I had a student from Nigeria who took a class with me in the first year and he had the same issue that a lot of my students have: “Oh, I would love to be an entrepreneur someday but you know, I don’t have any idea. I don’t think I’m the entrepreneur type”. And, by the time we finished the course and we had talked about this notion that ideas are a dime a dozen, opportunities are strewn everywhere, what makes something really a viable opportunity is you’re acting on it and you’re finding ways to kind of implement it.  By the time we were done with it I think he was ready to at least try something so he goes back to Nigeria during the holidays and then he comes back with a book of 20 ideas all of which he absolutely are doable and he wants to do now!  And so the problem became, you know, kind of what to do next or rather what not to do next because you cannot do all 20 at once.  So from a person who thought that he didn’t have an idea, that opportunities are rare, he suddenly realized that he could see a lot of opportunity, that he could see a lot of opportunities back home where everything was new.

I have kind of the same experience when I go back to India.
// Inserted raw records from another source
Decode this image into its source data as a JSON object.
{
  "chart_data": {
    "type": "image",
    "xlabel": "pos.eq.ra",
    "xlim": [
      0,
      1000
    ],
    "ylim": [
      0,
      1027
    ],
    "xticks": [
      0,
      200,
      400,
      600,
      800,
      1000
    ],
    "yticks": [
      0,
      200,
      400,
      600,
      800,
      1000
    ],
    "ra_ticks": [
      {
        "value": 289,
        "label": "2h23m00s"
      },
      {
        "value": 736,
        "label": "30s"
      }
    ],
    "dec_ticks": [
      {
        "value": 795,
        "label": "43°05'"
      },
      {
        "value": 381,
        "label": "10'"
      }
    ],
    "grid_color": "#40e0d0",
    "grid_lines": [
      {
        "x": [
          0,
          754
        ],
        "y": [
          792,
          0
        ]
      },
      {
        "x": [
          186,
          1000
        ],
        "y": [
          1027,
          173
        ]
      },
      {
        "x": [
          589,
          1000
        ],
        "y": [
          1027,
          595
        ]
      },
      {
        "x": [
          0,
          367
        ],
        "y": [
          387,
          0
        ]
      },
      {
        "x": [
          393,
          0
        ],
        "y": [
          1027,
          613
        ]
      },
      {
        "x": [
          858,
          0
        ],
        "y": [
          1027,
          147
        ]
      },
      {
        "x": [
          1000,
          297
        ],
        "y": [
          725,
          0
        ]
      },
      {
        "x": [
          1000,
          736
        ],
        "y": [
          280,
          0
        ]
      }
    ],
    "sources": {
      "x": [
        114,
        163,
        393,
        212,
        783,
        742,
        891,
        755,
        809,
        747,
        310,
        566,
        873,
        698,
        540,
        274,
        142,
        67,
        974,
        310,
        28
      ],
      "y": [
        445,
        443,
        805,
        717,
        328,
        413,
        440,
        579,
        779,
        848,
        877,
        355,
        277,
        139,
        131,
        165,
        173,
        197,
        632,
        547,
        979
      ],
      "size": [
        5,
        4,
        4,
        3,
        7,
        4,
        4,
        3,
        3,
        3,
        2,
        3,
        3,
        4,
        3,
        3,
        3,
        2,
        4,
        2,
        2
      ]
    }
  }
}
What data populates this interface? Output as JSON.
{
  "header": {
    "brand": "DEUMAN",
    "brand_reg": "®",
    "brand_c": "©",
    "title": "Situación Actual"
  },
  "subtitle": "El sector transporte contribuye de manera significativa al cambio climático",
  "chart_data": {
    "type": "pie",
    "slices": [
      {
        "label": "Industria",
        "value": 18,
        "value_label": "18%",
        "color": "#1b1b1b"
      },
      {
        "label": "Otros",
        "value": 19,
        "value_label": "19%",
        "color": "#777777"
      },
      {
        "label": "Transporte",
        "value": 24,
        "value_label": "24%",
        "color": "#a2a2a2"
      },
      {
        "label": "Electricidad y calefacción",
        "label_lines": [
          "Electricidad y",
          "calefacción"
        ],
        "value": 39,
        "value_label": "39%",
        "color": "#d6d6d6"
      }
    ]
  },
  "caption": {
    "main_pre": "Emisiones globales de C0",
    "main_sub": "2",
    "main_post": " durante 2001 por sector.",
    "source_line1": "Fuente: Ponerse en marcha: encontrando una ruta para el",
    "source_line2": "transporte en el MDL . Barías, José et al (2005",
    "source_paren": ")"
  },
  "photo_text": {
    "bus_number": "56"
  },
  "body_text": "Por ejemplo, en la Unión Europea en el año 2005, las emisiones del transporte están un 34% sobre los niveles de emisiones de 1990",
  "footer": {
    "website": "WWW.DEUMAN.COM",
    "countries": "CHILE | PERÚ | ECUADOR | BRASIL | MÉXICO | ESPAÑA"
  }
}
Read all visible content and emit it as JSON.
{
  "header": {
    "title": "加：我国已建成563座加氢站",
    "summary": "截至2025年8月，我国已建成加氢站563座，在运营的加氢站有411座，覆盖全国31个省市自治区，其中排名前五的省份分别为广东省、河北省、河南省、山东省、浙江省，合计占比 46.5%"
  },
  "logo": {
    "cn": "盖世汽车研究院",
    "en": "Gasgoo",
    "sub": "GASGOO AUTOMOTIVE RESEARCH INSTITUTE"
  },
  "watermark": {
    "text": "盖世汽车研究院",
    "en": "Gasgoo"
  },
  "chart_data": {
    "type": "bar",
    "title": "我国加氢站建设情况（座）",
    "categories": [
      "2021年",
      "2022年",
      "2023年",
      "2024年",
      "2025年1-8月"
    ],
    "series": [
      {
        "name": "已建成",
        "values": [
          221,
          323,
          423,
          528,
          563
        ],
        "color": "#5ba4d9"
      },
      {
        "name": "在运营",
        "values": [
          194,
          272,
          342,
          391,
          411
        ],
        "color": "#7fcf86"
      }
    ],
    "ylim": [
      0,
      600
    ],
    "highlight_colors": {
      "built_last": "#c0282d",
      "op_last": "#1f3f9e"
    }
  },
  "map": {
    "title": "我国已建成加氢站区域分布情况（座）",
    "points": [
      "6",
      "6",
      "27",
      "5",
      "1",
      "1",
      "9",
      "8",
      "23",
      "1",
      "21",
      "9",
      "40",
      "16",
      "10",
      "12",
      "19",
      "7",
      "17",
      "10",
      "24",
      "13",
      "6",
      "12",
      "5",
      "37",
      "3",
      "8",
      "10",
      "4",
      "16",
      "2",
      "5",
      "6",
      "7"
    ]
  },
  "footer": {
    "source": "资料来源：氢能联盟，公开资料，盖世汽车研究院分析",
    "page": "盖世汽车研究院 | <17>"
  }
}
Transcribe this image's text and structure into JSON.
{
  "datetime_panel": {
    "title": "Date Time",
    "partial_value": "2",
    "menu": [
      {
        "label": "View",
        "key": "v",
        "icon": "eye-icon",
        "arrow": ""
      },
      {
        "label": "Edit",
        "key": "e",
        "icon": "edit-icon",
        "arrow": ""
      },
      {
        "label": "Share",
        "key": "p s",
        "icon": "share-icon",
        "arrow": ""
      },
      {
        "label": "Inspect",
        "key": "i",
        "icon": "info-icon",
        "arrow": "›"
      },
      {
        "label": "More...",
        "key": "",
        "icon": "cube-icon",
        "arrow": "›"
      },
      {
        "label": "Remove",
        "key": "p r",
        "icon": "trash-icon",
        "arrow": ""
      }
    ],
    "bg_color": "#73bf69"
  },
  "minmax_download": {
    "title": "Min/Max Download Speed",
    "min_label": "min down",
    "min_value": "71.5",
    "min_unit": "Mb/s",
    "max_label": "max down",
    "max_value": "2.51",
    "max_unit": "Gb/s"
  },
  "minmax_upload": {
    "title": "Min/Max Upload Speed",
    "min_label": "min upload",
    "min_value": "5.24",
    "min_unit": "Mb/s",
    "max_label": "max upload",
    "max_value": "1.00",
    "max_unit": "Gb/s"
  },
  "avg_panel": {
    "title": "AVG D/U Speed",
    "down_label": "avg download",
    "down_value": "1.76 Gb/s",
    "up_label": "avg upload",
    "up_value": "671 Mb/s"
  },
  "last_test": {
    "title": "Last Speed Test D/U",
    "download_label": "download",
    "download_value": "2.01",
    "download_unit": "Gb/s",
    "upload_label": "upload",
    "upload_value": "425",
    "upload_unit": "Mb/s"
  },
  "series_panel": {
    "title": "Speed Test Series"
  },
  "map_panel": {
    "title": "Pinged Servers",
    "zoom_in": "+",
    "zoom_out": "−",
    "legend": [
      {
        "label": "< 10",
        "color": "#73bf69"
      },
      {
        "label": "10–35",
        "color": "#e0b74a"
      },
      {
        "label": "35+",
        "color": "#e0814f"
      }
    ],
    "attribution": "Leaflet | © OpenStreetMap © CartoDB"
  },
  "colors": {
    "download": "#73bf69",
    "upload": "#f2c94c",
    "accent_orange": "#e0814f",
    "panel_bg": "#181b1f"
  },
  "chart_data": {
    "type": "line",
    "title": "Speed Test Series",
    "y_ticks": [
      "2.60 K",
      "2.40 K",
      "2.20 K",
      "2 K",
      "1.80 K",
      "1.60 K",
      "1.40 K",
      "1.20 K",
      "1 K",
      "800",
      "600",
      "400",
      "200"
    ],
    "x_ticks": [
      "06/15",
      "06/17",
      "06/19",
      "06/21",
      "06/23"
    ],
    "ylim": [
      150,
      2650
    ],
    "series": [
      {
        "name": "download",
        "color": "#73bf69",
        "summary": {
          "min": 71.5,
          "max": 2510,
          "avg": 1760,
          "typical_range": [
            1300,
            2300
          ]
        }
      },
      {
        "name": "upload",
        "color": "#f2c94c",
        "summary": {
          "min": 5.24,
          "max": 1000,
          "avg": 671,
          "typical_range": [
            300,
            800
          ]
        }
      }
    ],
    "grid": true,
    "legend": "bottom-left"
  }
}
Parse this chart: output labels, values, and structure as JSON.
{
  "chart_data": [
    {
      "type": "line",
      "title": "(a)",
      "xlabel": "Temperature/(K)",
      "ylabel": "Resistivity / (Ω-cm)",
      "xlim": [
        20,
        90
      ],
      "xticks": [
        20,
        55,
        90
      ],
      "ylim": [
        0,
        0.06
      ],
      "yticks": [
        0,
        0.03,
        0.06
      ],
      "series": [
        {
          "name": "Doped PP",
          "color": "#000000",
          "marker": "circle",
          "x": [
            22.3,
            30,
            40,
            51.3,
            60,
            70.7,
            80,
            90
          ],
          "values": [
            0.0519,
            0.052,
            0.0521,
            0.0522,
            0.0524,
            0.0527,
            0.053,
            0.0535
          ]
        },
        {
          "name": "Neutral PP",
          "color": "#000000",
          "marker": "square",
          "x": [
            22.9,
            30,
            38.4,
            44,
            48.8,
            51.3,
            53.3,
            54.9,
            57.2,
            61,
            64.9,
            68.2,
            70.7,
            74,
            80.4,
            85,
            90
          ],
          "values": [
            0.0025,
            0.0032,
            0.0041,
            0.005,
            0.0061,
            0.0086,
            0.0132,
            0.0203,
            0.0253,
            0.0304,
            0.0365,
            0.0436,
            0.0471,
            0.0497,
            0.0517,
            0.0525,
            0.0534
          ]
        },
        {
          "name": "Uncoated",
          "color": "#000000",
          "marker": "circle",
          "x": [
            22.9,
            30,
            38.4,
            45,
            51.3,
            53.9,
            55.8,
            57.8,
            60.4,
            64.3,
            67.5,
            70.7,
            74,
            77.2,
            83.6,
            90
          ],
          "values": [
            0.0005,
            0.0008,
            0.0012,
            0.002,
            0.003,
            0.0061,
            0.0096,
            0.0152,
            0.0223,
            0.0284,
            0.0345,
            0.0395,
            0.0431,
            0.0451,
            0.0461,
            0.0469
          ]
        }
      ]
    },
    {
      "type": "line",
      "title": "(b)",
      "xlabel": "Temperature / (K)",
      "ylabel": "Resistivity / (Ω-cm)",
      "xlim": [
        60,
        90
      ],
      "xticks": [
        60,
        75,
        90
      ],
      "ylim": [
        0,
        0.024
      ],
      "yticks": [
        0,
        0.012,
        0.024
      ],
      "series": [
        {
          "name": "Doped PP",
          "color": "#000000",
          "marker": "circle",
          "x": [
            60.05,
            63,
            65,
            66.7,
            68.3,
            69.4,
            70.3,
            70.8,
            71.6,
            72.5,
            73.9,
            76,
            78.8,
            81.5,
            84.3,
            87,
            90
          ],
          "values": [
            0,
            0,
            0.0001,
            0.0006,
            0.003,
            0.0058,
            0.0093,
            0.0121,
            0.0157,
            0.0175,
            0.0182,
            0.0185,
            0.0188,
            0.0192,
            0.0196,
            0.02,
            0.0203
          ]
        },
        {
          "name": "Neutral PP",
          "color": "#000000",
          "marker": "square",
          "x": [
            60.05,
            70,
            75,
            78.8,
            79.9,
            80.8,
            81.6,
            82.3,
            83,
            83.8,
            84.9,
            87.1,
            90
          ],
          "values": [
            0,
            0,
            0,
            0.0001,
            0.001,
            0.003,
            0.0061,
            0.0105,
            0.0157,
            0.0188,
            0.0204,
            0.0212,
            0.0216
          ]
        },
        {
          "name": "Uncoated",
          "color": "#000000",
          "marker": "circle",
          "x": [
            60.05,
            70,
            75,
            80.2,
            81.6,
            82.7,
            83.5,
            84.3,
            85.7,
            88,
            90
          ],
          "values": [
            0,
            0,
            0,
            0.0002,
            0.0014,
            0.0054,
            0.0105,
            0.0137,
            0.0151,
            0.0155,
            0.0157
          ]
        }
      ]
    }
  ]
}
Everything is new there in some ways and the excitement of development is exactly that.  That is a basic level of course if you are in the bottom billion or if you are really, really poor that you do not have food to eat, that’s a different story but the moment that we come out of that absolute basic necessity out of life, almost immediately life is filled with opportunities because now the human being has time to think and actually do something and human beings create things and human beings start wanting things which is a very good thing.  So, I do believe that the environment for opportunities has to be, if there is a measure of it, higher today during a recession than we when we had all the money floating around on Wall Street. And just to give you one example, one of the classic examples of a company that started during a recession is Sony. And, Sony decided during the recession in Japan and they started trying to make rice cookers. And it’s amazing apparently if you go to Sony headquarters today, they still have these steamers on the wall because that was, that was the original business model for the company.  So it goes to everything that we say A.  You can start a company like Sony during a recession and B.  You don’t need to know what the heck it’s going to be.  It could be a bunch of steaming baskets and it turns out to be something very different down the road.